An alternative is to use detailed astronomical measurements. If you can discern patterns, say, in the relative movement of astronomical bodies — e.g., “on July 3rd at 8:35pm, the moon is 3 degrees from Venus in London, and every degree of longitude changes that relative position by a tenth of a degree” — you can write these down in astronomical tables, which sailors can carry with them around the globe. This method has obvious downsides, including mathematical complexity and the fact that clouds exist. It seems obvious, from this vantage point a couple hundred years on, that measuring time with a simple clock would solve both problems. At the time, though, decades of research had gone into the stargazing method of measuring longitude, and the British government’s longitude-measuring prize was granted by a committee that included men whose careers were based on the stargazing method. This is a conflict of interest, we’d say today.

The book is a nice 30,000-foot view of the varying approaches to measuring longitude, but it rarely dips below that altitude. We learn, for instance, that one of our hero clockmaker’s innovations was the bimetallic strip that lives on in modern thermostats. One of the metals expands when the ambient temperature rises; another of the metals contracts. The overall change in the metal is either zero, or consistent enough that its effects can be controlled in the rest of the device.

But what exactly is this strip doing? And how, fundamentally, does a clock work? I understand that there’s a spring somewhere. I understand that when you wind a clock, you build up tension in the spring, and that over time the tension is released into energy that drives the clock. And I understand that one of the fundamental pieces of a clock is responsible for controlling the orderly release of energy, so that the clock isn’t fast right after winding and slow hours later. How exactly does that piece of the device work?

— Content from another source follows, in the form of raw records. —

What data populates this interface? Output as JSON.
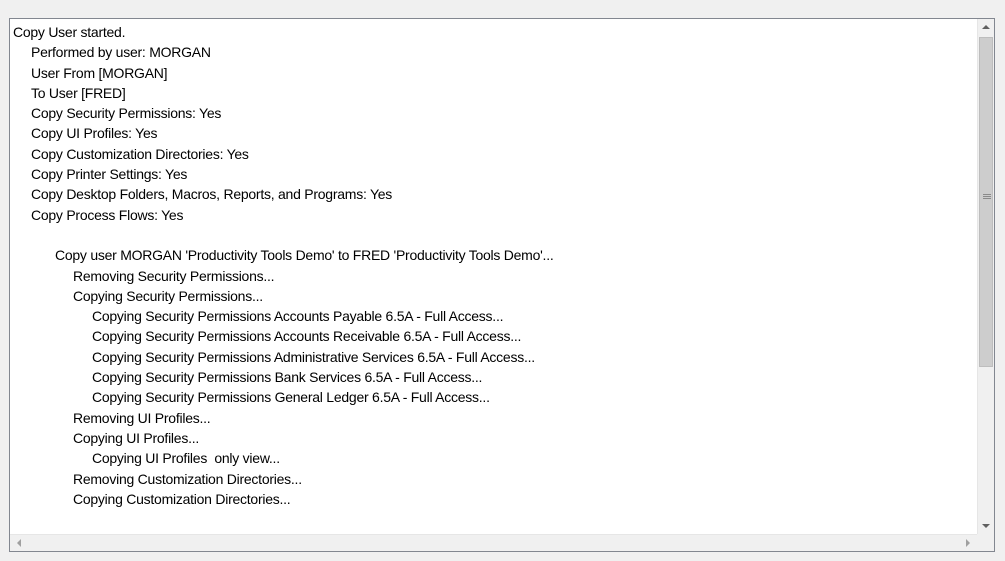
{
  "log": {
    "lines": [
      {
        "indent": 0,
        "text": "Copy User started."
      },
      {
        "indent": 1,
        "text": "Performed by user: MORGAN"
      },
      {
        "indent": 1,
        "text": "User From [MORGAN]"
      },
      {
        "indent": 1,
        "text": "To User [FRED]"
      },
      {
        "indent": 1,
        "text": "Copy Security Permissions: Yes"
      },
      {
        "indent": 1,
        "text": "Copy UI Profiles: Yes"
      },
      {
        "indent": 1,
        "text": "Copy Customization Directories: Yes"
      },
      {
        "indent": 1,
        "text": "Copy Printer Settings: Yes"
      },
      {
        "indent": 1,
        "text": "Copy Desktop Folders, Macros, Reports, and Programs: Yes"
      },
      {
        "indent": 1,
        "text": "Copy Process Flows: Yes"
      },
      {
        "indent": 0,
        "text": ""
      },
      {
        "indent": 2,
        "text": "Copy user MORGAN 'Productivity Tools Demo' to FRED 'Productivity Tools Demo'..."
      },
      {
        "indent": 3,
        "text": "Removing Security Permissions..."
      },
      {
        "indent": 3,
        "text": "Copying Security Permissions..."
      },
      {
        "indent": 4,
        "text": "Copying Security Permissions Accounts Payable 6.5A - Full Access..."
      },
      {
        "indent": 4,
        "text": "Copying Security Permissions Accounts Receivable 6.5A - Full Access..."
      },
      {
        "indent": 4,
        "text": "Copying Security Permissions Administrative Services 6.5A - Full Access..."
      },
      {
        "indent": 4,
        "text": "Copying Security Permissions Bank Services 6.5A - Full Access..."
      },
      {
        "indent": 4,
        "text": "Copying Security Permissions General Ledger 6.5A - Full Access..."
      },
      {
        "indent": 3,
        "text": "Removing UI Profiles..."
      },
      {
        "indent": 3,
        "text": "Copying UI Profiles..."
      },
      {
        "indent": 4,
        "text": "Copying UI Profiles  only view..."
      },
      {
        "indent": 3,
        "text": "Removing Customization Directories..."
      },
      {
        "indent": 3,
        "text": "Copying Customization Directories..."
      }
    ]
  },
  "scrollbars": {
    "vertical_icons": {
      "up": "arrow-up-icon",
      "down": "arrow-down-icon"
    },
    "horizontal_icons": {
      "left": "arrow-left-icon",
      "right": "arrow-right-icon"
    }
  }
}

What I would love is a book that starts with a very basic clock and works its way up. This would be the clockmaking equivalent of the Los Alamos Primer, say. (To make a very basic atomic bomb, take two subcritical masses of uranium and slap them together into one supercritical mass. To make a better atomic bomb, do rather more.) If this book I’m imagining took the technical apparatus and adjoined it to engrossing history and biography, it would start to look like the clockmaking equivalent of Richard Rhodes’s Making of the Atomic Bomb and Dark Sun — two of the three or four books that every human needs to read.

But that would be an altogether different book from Sobel’s, so I don’t fault her for this. If anything, her Longitude is an apéritif which wets the appetite for other, more technical books on timekeeping. Her bibliography, for instance, points to Landes’s Revolution in Time, which looks if nothing else like a great place to start.